Time slowed as he fell, the wind brushing his blood-smeared cheeks. He had time to think that he’d fallen in the wrong position, that his arm was awkwardly stretched behind him. Then he hit the earth, and the searing pain in his arm told him that he’d broken it. Worse, the smashing noise from his waist told him his comms were dead. Above, he heard the Taliban men running toward his side of the building.
He struggled to his feet, his nerves shrieking in excruciating agony, and staggered toward a nearby alley. He didn’t even hear the bullet coming—when it hit him in his broken arm, he didn’t even feel it.
It had been three hours. Brett sat in another alley in the slums of the town, separated from his men—if any of them were still alive—listening to the silence of a city at peace. A city in the enemy’s hands.
He gripped the empty pistol tighter.
President Prescott
“WE SIMPLY CAN’T PAY FOR it, sir.”
White House chief of staff Tommy Bradley was standing over the president’s desk in the Oval Office, a sheaf of budget papers in his hand. Crumbled, wrinkled papers covered in red notes. The numbers just didn’t add up.
And President Mark Prescott didn’t care.
“Listen to me, Tommy,” said the president. “My reelection relies on our ability to secure funding for this action. You know that. I know that. The polls show it. We don’t have a choice in the matter.”
Tommy gritted his teeth. He knew Prescott was right. The president had been dropping precipitously in the polls—his critics blamed his policies for widespread inflation and unemployment. Prescott was deathly afraid of becoming Jimmy Carter, and he was right on the precipice of having his worst fears realized.
When Mark Prescott ran for president, he didn’t know what he’d be inheriting. He was no babe in the woods—he was a hardened ideologue, a product of the Chicago machine, the handpicked protégé of the power brokers—but he hadn’t quite contemplated the nature of the country he’d be handed once elected. He campaigned on great blustering clouds of rhetoric, his boyish good looks, and a record obscured by a complacent media. He came out of nowhere, they said, an inspirational figure unlike any candidate since John F. Kennedy. He answered no difficult questions, evaded all the exposés about his early political career, his rocky marriage, his connections to some of the more shady characters in town. He brushed off all the attacks on him as the cynical manipulations of a tired opposition.
It didn’t hurt that his opponent, General Hart, had been a militant and boring old man; it also didn’t hurt that his presidential predecessor had been an unpopular member of Hart’s party. Prescott linked Hart to the president, and the country bought into it.
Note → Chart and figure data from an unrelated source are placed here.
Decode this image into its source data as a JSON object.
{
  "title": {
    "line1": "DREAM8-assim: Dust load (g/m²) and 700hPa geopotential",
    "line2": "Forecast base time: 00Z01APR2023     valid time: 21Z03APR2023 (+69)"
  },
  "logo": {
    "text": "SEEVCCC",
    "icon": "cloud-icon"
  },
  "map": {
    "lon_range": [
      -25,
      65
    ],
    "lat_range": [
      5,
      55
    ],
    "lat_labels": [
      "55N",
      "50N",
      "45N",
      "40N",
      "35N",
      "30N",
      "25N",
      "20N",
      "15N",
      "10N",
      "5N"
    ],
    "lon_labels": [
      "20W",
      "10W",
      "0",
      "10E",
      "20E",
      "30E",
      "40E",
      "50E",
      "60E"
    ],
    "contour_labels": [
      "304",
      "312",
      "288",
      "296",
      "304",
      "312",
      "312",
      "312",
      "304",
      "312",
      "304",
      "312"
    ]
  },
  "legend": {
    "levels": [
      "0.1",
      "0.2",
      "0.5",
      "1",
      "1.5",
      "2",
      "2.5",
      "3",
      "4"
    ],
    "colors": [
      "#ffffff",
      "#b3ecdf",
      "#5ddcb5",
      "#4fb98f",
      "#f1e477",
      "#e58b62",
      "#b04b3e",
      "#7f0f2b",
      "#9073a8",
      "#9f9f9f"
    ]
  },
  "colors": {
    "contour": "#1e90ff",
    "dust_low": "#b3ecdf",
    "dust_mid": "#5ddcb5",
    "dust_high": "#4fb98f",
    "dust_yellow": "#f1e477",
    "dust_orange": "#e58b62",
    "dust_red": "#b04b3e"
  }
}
Once Prescott entered office, however, he soon realized that the stock market crash had been a mere symptom of the nation’s economic ills. The country was running a massive national debt and a trade deficit beyond reckoning. The unemployment rate had climbed beyond 10 percent and was headed toward the 15 percent mark—if you counted those who had stopped looking for a job, the real unemployment rate was closer to 25 percent.
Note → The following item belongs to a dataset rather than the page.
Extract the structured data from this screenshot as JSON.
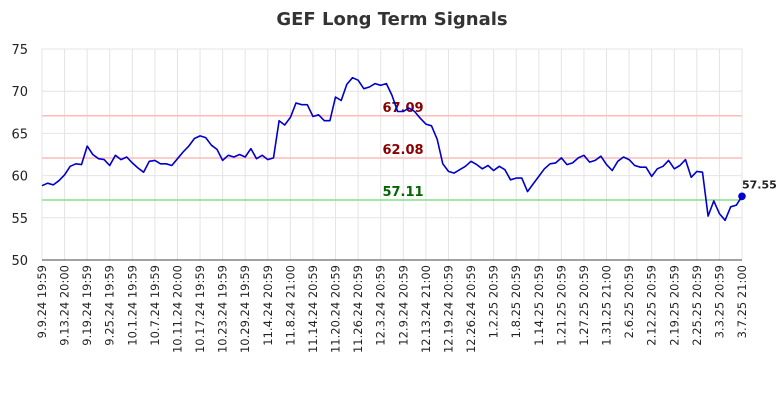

So Prescott did what Prescott knew how to do: he survived.
The easiest way to survive: end his predecessors’ wars, no matter what the cost, then pump up the spending at home. There was no glory to be won on the poppy fields of Afghanistan. Everlasting glory didn’t come in the form of military victory in this day and age—it came in the form of everlasting social programs that grew and inured to the benefit of all Americans. FDR was worshipped not because of World War II, but because of Social Security; LBJ had lost Vietnam, but he’d won the Great Society.
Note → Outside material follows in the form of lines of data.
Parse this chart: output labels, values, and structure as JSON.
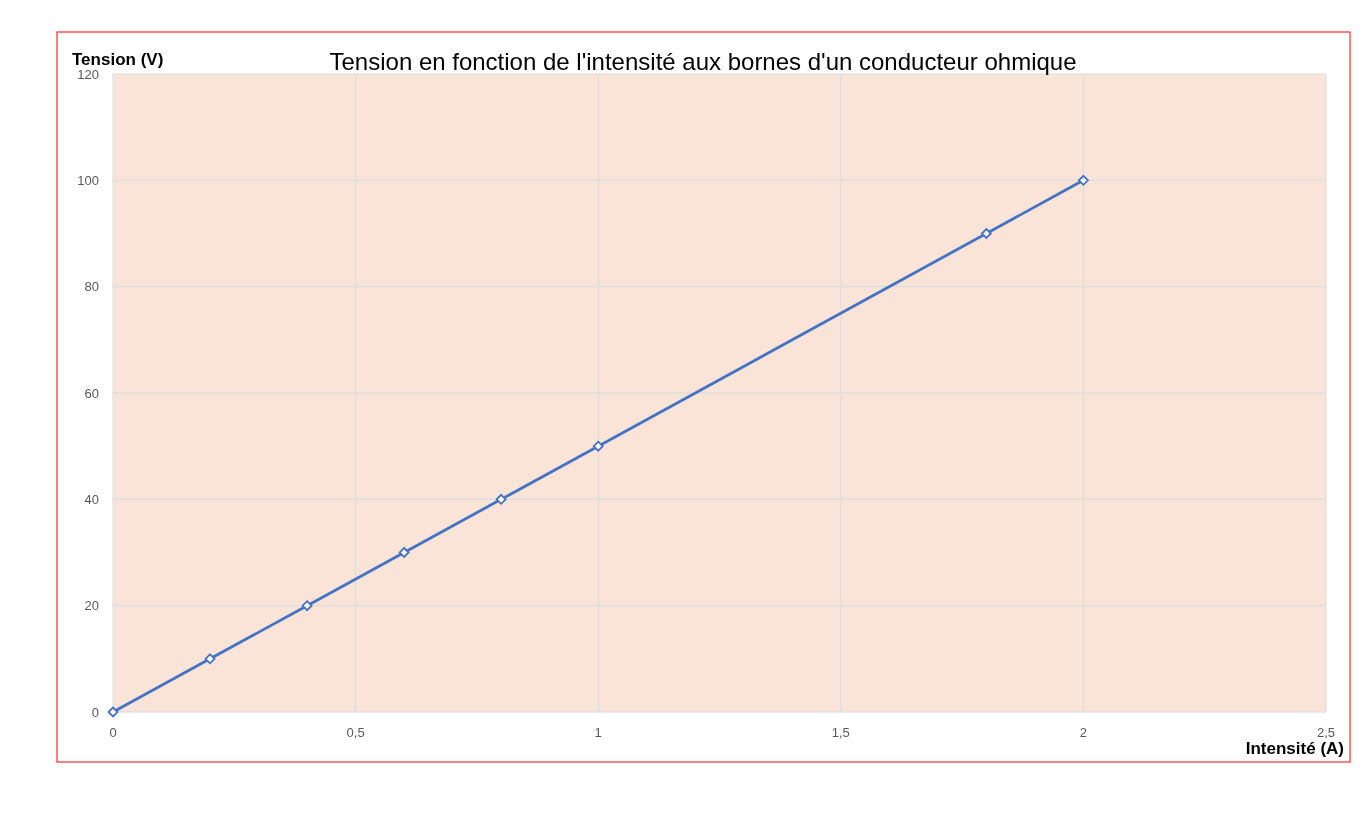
{
  "chart_data": {
    "type": "line",
    "title": "Tension en fonction de l'intensité aux bornes d'un conducteur ohmique",
    "xlabel": "Intensité (A)",
    "ylabel": "Tension (V)",
    "x": [
      0,
      0.2,
      0.4,
      0.6,
      0.8,
      1,
      1.8,
      2
    ],
    "series": [
      {
        "color": "#4472c4",
        "values": [
          0,
          10,
          20,
          30,
          40,
          50,
          90,
          100
        ]
      }
    ],
    "xlim": [
      0,
      2.5
    ],
    "xticks": [
      0,
      {
        "value": 0.5,
        "label": "0,5"
      },
      1,
      {
        "value": 1.5,
        "label": "1,5"
      },
      2,
      {
        "value": 2.5,
        "label": "2,5"
      }
    ],
    "ylim": [
      0,
      120
    ],
    "yticks": [
      0,
      20,
      40,
      60,
      80,
      100,
      120
    ],
    "grid": true,
    "marker": "diamond",
    "line_style": "solid"
  }
}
Big men, Prescott knew, required big governments. And big governments required big spending.
So Prescott spent. He spent on green technologies, on education programs, on food stamps and highways and medical mandates. He spent on vacations and dinners and public works projects. Every dollar spent, he told the American public, created five dollars—no, ten!—in commerce. The money could either be hidden in the mattresses of the rich, or it could be shared with everyone.
His poll numbers went up initially. He waited for the inevitable economic bump that would enshrine his legacy and assure his reelection.
And nothing happened. The economy sputtered and spluttered along, not quite collapsing, but certainly not booming. Even members of his own party wondered whether Prescott would win a second term.
Then, a miracle.
In the middle of the night, Prescott woke up with a phrase ringing in his brain. Over and over. It was as though a higher power had placed them in his mind. He grabbed a pen from his bedside drawer and wrote it down: Work Freedom.